Preparing Your Child for Their First Basketball Season

Preparing Your Child for Their First Basketball Season

Starting your kids out in basketball is a terrific way to help them embrace physical fitness, build hand-eye coordination, and learn to enjoy teamwork. Basketball also teaches kids to play both offense and defense and be aware of their surroundings at all times. Here’s how to prepare your kids to start playing basketball.

Evaluating Interest

Figure out what about basketball appeals to your child. For kids who are likely to be small and quick, a guard position is the best place to start out. Not everyone who is a successful basketball player is tall, but kids who are likely to be guards should get plenty of time handling the ball so that dribbling can become second nature to them. Kindergartners starting basketball will likely enjoy dashing about the court and should be encouraged so that they associate the game with fun. Bouncing the ball back and forth with a playmate or adult is a terrific way to build dribbling and passing abilities.

Getting the Gear

As kids get older and work to get on a school team, they're going to need more equipment.

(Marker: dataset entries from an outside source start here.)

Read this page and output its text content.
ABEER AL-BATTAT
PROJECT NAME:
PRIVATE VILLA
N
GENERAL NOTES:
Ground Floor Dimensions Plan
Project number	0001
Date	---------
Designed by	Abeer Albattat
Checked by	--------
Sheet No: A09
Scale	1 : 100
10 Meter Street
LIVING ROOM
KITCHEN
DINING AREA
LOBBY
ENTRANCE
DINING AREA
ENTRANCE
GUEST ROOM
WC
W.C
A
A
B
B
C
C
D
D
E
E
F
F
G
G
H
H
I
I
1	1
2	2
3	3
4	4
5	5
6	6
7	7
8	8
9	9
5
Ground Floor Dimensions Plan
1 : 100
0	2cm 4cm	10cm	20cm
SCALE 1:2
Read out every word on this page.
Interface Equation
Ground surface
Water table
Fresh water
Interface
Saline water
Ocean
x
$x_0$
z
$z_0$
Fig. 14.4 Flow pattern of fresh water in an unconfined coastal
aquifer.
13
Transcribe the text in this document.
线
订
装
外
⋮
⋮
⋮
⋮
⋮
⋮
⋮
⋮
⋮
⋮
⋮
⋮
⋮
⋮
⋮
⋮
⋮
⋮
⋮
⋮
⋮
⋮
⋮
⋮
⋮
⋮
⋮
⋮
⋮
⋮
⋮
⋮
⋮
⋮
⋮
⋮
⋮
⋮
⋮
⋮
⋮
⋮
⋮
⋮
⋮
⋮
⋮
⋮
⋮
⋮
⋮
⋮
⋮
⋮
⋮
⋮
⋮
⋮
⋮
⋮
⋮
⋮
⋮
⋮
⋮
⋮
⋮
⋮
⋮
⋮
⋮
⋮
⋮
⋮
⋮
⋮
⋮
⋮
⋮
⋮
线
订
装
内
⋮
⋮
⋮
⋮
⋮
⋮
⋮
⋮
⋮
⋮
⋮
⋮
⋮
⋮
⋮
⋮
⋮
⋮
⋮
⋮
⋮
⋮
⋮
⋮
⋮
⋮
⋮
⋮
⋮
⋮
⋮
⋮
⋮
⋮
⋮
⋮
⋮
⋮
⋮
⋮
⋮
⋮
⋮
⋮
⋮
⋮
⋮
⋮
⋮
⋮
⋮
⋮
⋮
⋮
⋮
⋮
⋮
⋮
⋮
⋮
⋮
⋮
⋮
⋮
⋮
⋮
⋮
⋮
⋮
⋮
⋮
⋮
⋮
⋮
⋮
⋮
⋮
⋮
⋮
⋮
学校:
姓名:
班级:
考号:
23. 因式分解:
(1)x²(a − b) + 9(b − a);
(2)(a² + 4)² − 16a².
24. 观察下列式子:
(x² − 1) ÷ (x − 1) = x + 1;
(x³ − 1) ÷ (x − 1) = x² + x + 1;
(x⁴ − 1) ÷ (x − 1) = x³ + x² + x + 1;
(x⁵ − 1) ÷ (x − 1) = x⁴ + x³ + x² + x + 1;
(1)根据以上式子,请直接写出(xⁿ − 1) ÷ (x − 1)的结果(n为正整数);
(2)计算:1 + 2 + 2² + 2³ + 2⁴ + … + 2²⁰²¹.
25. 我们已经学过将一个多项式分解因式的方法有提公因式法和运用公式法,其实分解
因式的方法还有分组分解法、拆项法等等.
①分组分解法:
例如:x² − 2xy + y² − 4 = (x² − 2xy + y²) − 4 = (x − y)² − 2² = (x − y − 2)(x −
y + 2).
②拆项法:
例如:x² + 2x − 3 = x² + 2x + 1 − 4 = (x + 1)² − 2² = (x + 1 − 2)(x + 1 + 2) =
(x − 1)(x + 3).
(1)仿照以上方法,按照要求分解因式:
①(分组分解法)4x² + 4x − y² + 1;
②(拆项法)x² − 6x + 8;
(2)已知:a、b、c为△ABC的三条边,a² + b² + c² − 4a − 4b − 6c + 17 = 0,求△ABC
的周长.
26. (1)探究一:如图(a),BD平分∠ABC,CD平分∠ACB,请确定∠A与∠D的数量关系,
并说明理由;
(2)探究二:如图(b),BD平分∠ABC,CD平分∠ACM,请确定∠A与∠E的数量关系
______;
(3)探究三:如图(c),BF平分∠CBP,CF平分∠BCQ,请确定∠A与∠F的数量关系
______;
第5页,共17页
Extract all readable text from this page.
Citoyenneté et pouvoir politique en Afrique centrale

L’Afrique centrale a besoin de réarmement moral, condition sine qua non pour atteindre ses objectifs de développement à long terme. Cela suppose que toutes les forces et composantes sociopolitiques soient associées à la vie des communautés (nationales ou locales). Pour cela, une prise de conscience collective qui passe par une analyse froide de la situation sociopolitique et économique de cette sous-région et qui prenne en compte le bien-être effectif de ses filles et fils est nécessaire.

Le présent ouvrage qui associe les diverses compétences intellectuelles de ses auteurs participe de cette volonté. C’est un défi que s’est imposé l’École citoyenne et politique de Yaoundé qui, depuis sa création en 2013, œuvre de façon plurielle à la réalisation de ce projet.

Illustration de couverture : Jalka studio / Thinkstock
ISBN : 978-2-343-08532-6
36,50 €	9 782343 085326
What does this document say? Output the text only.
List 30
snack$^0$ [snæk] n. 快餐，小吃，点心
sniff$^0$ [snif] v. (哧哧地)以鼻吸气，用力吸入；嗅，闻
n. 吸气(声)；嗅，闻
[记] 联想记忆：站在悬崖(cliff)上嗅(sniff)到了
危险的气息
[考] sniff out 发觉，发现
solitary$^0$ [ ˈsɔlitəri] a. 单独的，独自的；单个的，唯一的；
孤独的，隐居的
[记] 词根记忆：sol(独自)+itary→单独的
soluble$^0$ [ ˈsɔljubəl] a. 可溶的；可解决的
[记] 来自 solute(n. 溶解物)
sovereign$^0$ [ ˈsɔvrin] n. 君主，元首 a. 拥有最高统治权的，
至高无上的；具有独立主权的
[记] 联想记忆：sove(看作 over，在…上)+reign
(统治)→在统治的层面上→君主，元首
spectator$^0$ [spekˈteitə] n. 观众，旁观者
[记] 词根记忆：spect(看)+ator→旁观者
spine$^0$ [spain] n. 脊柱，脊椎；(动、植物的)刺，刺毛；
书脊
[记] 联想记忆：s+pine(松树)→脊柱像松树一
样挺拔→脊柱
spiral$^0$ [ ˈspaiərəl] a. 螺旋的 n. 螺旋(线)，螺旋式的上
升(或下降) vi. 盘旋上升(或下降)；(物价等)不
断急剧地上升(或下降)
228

This will include the items they need to shower and clean up after practice and games. Middle-school kids may be self-conscious about the necessary supplies, so be sure to monitor whether they need deodorant vs antiperspirant and encourage them to purchase what makes them comfortable. Figure out what needs to be packed into their gym bags; whether they need to bring their hygiene supplies, training gear or uniforms, and whatever else they might need. Now is also a great time to get your kid started on doing their own laundry to avoid dealing with dirty uniforms on game day or the dreaded mildewed gym bag.

Watch Their Form

Kids pick up habits watching professionals and may come into the game with some personal quirks. If your child wears glasses and they're struggling to keep them from sliding around as they sweat, invest in a strap or goggles to keep the glasses in place. If your child bites down as they work hard, talk to your dentist about a mouthguard. Your kid may complain that their knees or ankles hurt in the morning or after a game or practice. This can be a sign of muscle development, but it can also indicate poor form. Basketball should be played with knees bent to avoid jarring or damaging the knee joint when running or jumping. Keep an eye on their form to protect them from later pain.

One of the best things that basketball teaches children is to keep working. If your kid is struggling to land their shots, they can still play hard defense and throw the ball to a kid with a hot hand. Basketball teaches camaraderie and flexibility that can benefit you child both on and off the court.